A AdWeek entrevistou Jo Balchin, estrategista de sustentabilidade da agência Enviral. “É um anúncio [que coloca] ênfase nas embalagens não tão ruins [da Coca-Cola] em vez de fazer algo significativo sobre os 3 milhões de toneladas de embalagens plásticas que a empresa produz por ano. Não seria revigorante para a Coca-Cola pegar seu vasto orçamento de marketing e investi-lo em soluções melhores de embalagem e desfazer os grandes danos que causou, e depois contar essa história? Seria uma história muito melhor para contar”, afirma Balchin.

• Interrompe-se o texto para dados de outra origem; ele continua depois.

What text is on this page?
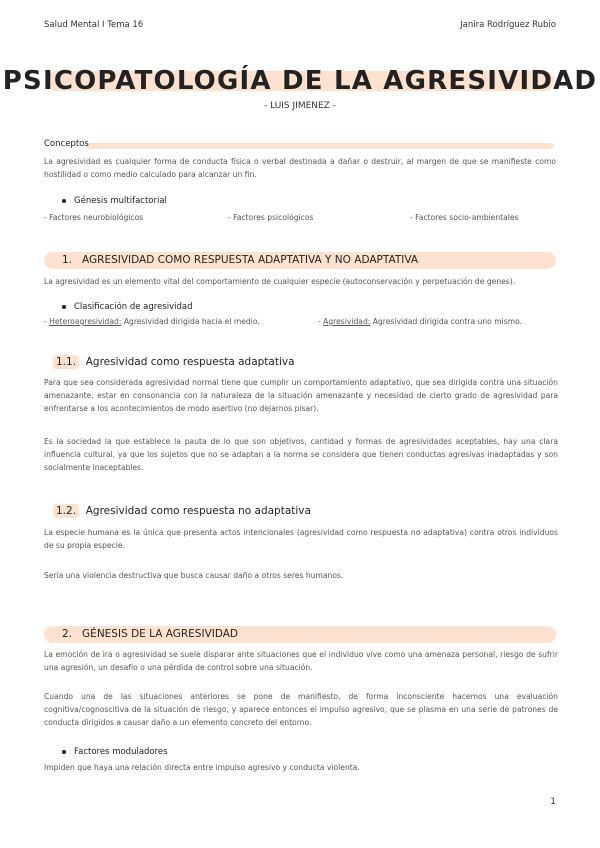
Salud Mental I Tema 16	Janira Rodríguez Rubio
PSICOPATOLOGÍA DE LA AGRESIVIDAD
- LUIS JIMENEZ -
Conceptos
La agresividad es cualquier forma de conducta física o verbal destinada a dañar o destruir, al margen de que se manifieste como hostilidad o como medio calculado para alcanzar un fin.
Génesis multifactorial
- Factores neurobiológicos	- Factores psicológicos	- Factores socio-ambientales
1. AGRESIVIDAD COMO RESPUESTA ADAPTATIVA Y NO ADAPTATIVA
La agresividad es un elemento vital del comportamiento de cualquier especie (autoconservación y perpetuación de genes).
Clasificación de agresividad
- Heteroagresividad: Agresividad dirigida hacia el medio.	- Agresividad: Agresividad dirigida contra uno mismo.
1.1. Agresividad como respuesta adaptativa
Para que sea considerada agresividad normal tiene que cumplir un comportamiento adaptativo, que sea dirigida contra una situación amenazante, estar en consonancia con la naturaleza de la situación amenazante y necesidad de cierto grado de agresividad para enfrentarse a los acontecimientos de modo asertivo (no dejarnos pisar).
Es la sociedad la que establece la pauta de lo que son objetivos, cantidad y formas de agresividades aceptables, hay una clara influencia cultural, ya que los sujetos que no se adaptan a la norma se considera que tienen conductas agresivas inadaptadas y son socialmente inaceptables.
1.2. Agresividad como respuesta no adaptativa
La especie humana es la única que presenta actos intencionales (agresividad como respuesta no adaptativa) contra otros individuos de su propia especie.
Sería una violencia destructiva que busca causar daño a otros seres humanos.
2. GÉNESIS DE LA AGRESIVIDAD
La emoción de ira o agresividad se suele disparar ante situaciones que el individuo vive como una amenaza personal, riesgo de sufrir una agresión, un desafío o una pérdida de control sobre una situación.
Cuando una de las situaciones anteriores se pone de manifiesto, de forma inconsciente hacemos una evaluación cognitiva/cognoscitiva de la situación de riesgo, y aparece entonces el impulso agresivo, que se plasma en una serie de patrones de conducta dirigidos a causar daño a un elemento concreto del entorno.
Factores moduladores
Impiden que haya una relación directa entre impulso agresivo y conducta violenta.
1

A Coca-Cola respondeu à AdWeek sobre esses questionamentos. Fez referência à sua estratégia que promete reduzir o uso de plástico virgem em 3 milhões de toneladas métricas (de 15 milhões para 12 milhões) até 2025. Em 2022, porém, “a empresa não havia reduzido seu uso de plástico virgem, de acordo com seu relatório de sustentabilidade, e a empresa se recusou a fornecer mais atualizações em resposta às perguntas”, relata a AdWeek.
LATAS AMASSADAS
O comercial da Coca-Cola encoraja os consumidores a amassar as latas antes de oferecê-las para reciclagem. Ocorre que essa prática é desaconselhada pela EPA (Environmental Protection Agency), a agência de proteção ambiental dos EUA e também por vários especialistas em reciclagem.
Katie Drews, da Eureka Recycling, falou à AdWeek: “Esmagar latas pode atrapalhar o processo de reciclagem. Usamos processos mecânicos projetados para separar os recicláveis com base em seu tamanho, formato e peso. […] Latas que não mantêm parte de sua dimensionalidade natural podem ser confundidas com papel e outros materiais”.
Essa confusão do material cria um problema, diz Katie Drews. Pode haver contaminação em fardos dos materiais com os quais as latas achatadas são confundidas. E há também perda de material que poderia ser reciclado corretamente, mas acaba sendo descartado.
Para a AdWeek, a vitória do comercial da Coca-Cola em Cannes indica “um sentimento crescente de que a indústria da publicidade em geral não leva a sério a crise climática”. Para Lucy von Sturmer, fundadora e CEO da organização sem fins lucrativos Creatives for Climate, em entrevista para a publicação, “as categorias de premiação em Cannes não evoluíram. Eles ainda têm definições gerais muito vagas sobre o que é impacto [O festival é] um playground para legitimar os negócios como sempre”.